Good Weekend

Celebrating the Aussie-Chinese food of my childhood, and future

You can take your pick this weekend as to whether you celebrate all things Australian or all things Chinese – or neither, you old grouch. I'm having a bet each way by celebrating the Aussie-Chinese food of my childhood, and my future.

I learnt a lot at the lazy-susanned tables of the Mee Ging, Fairy Stork and the Tientsin on Acland Street, in Melbourne's seaside suburb of St Kilda. The chefs at these restaurants were developing a legitimate regional cuisine that had its spiritual roots in the make-do cooking of early Chinese immigrants on the goldfields, at outback stations, and in country pubs. (Fun fact: by 1890, one-third of all cooks in Australia were Chinese.)

Chinese chefs and restaurateurs have long worked hard, and often ingeniously, to temper their ancient cuisines in a way that appeals to a new, non-Chinese customer. Brilliant case in point: William Chen Wing Young, of Melbourne's Wing Lee restaurant, inventing the dim sim (not dim sum, the collective term) in 1945. 
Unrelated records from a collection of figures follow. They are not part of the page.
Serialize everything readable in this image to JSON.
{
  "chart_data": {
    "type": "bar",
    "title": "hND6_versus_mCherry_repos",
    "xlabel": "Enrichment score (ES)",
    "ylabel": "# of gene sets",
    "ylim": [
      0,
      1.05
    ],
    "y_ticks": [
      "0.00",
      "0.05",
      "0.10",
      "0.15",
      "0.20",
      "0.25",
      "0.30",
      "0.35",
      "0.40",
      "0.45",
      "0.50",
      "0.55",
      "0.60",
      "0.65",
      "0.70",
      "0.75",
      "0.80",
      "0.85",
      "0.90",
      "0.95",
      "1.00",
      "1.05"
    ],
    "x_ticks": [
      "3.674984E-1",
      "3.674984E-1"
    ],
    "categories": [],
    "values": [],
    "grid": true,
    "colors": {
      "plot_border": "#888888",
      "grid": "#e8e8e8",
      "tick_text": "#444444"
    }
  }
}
More steamed meatball than delicate siu mai, it nevertheless helped to get a whole generation of suspicious diners across the line. So did the lemon chicken, black bean beef, fluorescent-red sweet and sour pork and cornflour thickened chicken chow mein of the traditional Friday night Chinese takeaway.

These days we like to get all snobbish about those dishes as we dine at Mr Wong, Spice Temple and Billy Kwong – but wait. There's now a new style of Aussie Chinese, brought to you by a new style of Aussie-Chinese chef.

Quirky brother-and-sister Sydney pop-up Good Luck Pinbone has moved straight into old-school Chinese territory with their stir-fried chrysanthemum greens over macadamia milk custard, smoked eel on soy and linseed toast, and boiled peanuts ("because they're awesome"). 

Victor Liong of Melbourne's Lee Ho Fook makes his own scampi crackers and adds blue swimmer crab and scallop to his fried rice. Aussie-Chinese food is even back in pubs. Melbourne has Andrew McConnell's Ricky & Pinky at the Builders Arms, where the ma po beancurd evokes the old Mandarin restaurant in Toorak Road in the 1980s.

Sydney has Merivale's new Queen Chow in Enmore, where pippies and black beans are steamed in Young Henry's lager, and dessert is poetically named "the forgotten koi fish in the frozen pond". It's the law of the lazy susan – everything that goes around comes around – eventually.